Jérusalem – A la fin du mois dernier, je suis allé au musée de l’Holocauste Yad Vashem, à Jérusalem. Là, au pavillon des enfants, face aux noms, aux bougies et aux vitraux, je me suis senti troublé, triste et en quelque sorte perturbé.

On était le 27 janvier, Journée internationale de commémoration en mémoire des victimes de l’Holocauste, et c’était la première fois que je revenais dans ce musée depuis cinq ans. Ce jour là, j’avais décidé d’y retourner, parce que je voulais retrouver une partie de moi-même et de mon histoire, perdus dans la tornade des revendications politiques et historiques qui secouent cet endroit du monde.

En fait, à l’approche de la Journée internationale de commémoration en mémoire des victimes de l’Holocauste, je m’étais d’abord dit : « Voilà une occasion de plus pour les dirigeants israéliens de culpabiliser le reste du monde et de reculer devant leurs responsabilités face à la critique des colonies ». Après avoir lu les ouvrages de la philosophe juive, Hannah Arendt, écrits dans les années soixante, à propos de la façon dont l’Holocauste est utilisée pour justifier les injustices israéliennes, et après avoir entendu récemment Benyamin Netanyahou faire un usage rhétorique de l’Holocauste devant le Congrès américain, j’en suis arrivé au point où lorsque qu’on évoque l’ « Holocauste », j’associe cela aux tendances politiques que je n’aime pas.

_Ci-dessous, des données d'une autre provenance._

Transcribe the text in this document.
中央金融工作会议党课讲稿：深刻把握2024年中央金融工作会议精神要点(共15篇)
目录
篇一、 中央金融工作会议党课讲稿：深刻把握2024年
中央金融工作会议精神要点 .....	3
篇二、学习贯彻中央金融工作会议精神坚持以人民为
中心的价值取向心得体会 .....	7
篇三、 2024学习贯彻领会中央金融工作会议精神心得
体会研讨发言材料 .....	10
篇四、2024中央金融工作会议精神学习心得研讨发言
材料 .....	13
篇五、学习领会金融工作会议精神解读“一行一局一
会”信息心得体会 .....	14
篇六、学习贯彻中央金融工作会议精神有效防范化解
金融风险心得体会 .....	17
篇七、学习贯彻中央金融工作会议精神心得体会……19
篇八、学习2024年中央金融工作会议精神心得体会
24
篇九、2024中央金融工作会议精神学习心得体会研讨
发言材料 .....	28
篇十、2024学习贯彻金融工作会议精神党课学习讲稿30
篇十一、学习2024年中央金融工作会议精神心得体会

Si je suis allé à Yad Vashem ce jour-là, c’est parce que j’ai pris conscience que mes opinions sur le problème israélo-palestinien ont changé ma façon de percevoir l’Holocauste. La manipulation politique, l’utilisation qui en est faite en vue de détourner l’attention des crimes commis par Israël contre les Palestiniens m’irritent profondément. Ces crimes - en aucun cas comparables aux atrocités perpétrées par les Nazis - sont néanmoins injustes et immoraux à leur manière.

En réalité, j’ai tort de penser à l’Holocauste de cette manière. Ce n’est pas le fond de ma pensée qui est en cause - il est vrai que de nombreux responsables israéliens utilisent cyniquement l’Holocauste pour éviter les critiques face à une politique controversée – mais le fait que cette pensée est la première chose qui me vienne à l’esprit le jour de la commémoration de la Shoah.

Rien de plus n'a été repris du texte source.